ROMA > Come previsto il primo scrutinio del Conclave non è riuscito a eleggere il nuovo Papa.
Dal comignolo, collegato direttamente alla stufa dove vengono bruciate le schede scrutinate, con oltre due ore di ritardo rispetto ai tempi, è uscito fumo di colore nero; segno inequivocabile che il quorum richiesto per la prima votazione, 89 voti su 133 Cardinali presenti, non è stato raggiunto.
Il secondo e terzo scrutinio sono previsti per questa mattina e le fumate saranno intorno alle 10.30 (solo se ci sarà stata l’elezione) oppure una per entrambe alle ore 12. Terza votazione alle 17.30 (anche in questo caso fumata solo se bianca) e quarta alle 19 circa.
Gli scrutini da oggi saranno 4 al giorno e le fumate due; solo nel caso di avvenuta elezione del Pontefice l’esito verrà annunciato immediatamente.
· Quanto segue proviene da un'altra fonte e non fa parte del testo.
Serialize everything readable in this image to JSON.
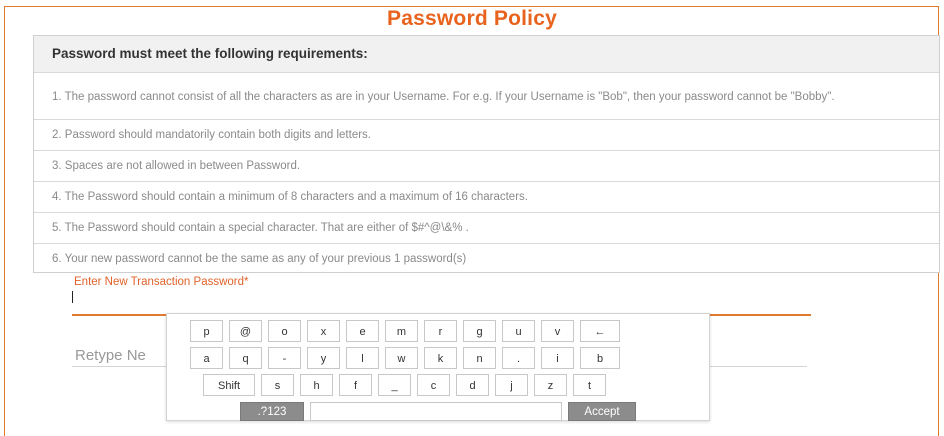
{
  "page": {
    "title": "Password Policy"
  },
  "policy": {
    "heading": "Password must meet the following requirements:",
    "rules": [
      "1. The password cannot consist of all the characters as are in your Username. For e.g. If your Username is \"Bob\", then your password cannot be \"Bobby\".",
      "2. Password should mandatorily contain both digits and letters.",
      "3. Spaces are not allowed in between Password.",
      "4. The Password should contain a minimum of 8 characters and a maximum of 16 characters.",
      "5. The Password should contain a special character. That are either of $#^@\\&% .",
      "6. Your new password cannot be the same as any of your previous 1 password(s)"
    ]
  },
  "form": {
    "new_password_label": "Enter New Transaction Password",
    "required_mark": "*",
    "new_password_value": "",
    "retype_label": "Retype Ne"
  },
  "keyboard": {
    "row1": [
      "p",
      "@",
      "o",
      "x",
      "e",
      "m",
      "r",
      "g",
      "u",
      "v",
      "←"
    ],
    "row2": [
      "a",
      "q",
      "-",
      "y",
      "l",
      "w",
      "k",
      "n",
      ".",
      "i",
      "b"
    ],
    "row3": [
      "Shift",
      "s",
      "h",
      "f",
      "_",
      "c",
      "d",
      "j",
      "z",
      "t"
    ],
    "mode_key": ".?123",
    "accept_key": "Accept"
  },
  "colors": {
    "accent": "#e8641e",
    "border": "#e07a2e",
    "key_dark": "#8c8c8c"
  }
}
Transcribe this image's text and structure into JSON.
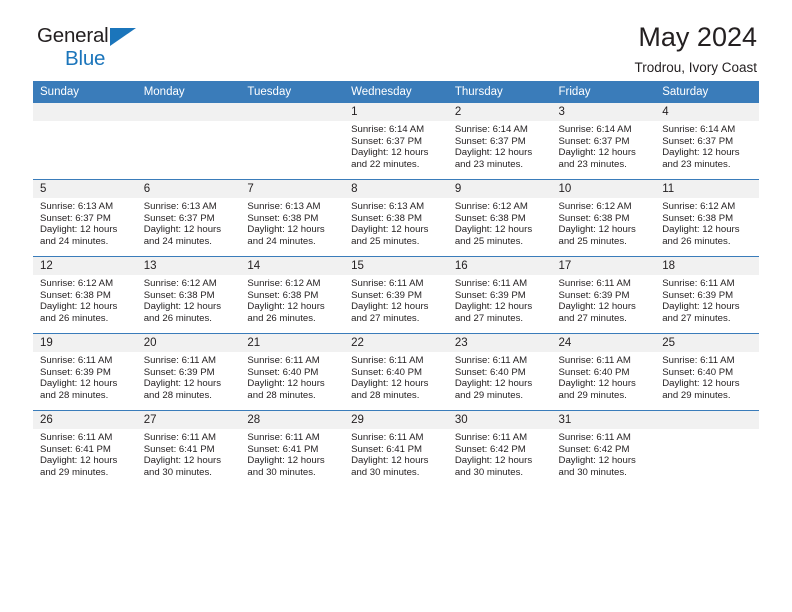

Per l’elezione del Papa, è necessario che il Conclave raggiunga il quorum dei due terzi degli elettori presenti e votanti.
Nella scheda i Cardinali scrivono solo un nome e, se non si raggiungono i due terzi, le schede vengono forate, legate con un nastro e bruciate nella stufa installata nella cappella Sistina.
In caso di esito negativo vengono aggiunti perclorato di potassio, antracene e zolfo, coloranti che producono la fumata nera.
Al raggiungimento del quorum, il Cardinale decano si avvicina al prescelto e in latino gli chiede: “Acceptasne electionem de te canonice factam in Summum Pontificem?”, accetti la tua elezione, canonicamente avvenuta, a Sommo Pontefice?
In caso di risposta affermativa il decano gli domanda ancora “Quo nomine vis vocari?”, con quale nome vuoi essere chiamato?
L’eletto risponde “Vocabor” (sarò chiamato) e il nome, con il relativo numero.
Solo dopo l’accettazione le schede vengono bruciate nella stufa con l’aggiunta di clorato di potassio, lattosio e colofonia, che produrrà la fatidica fumata bianca.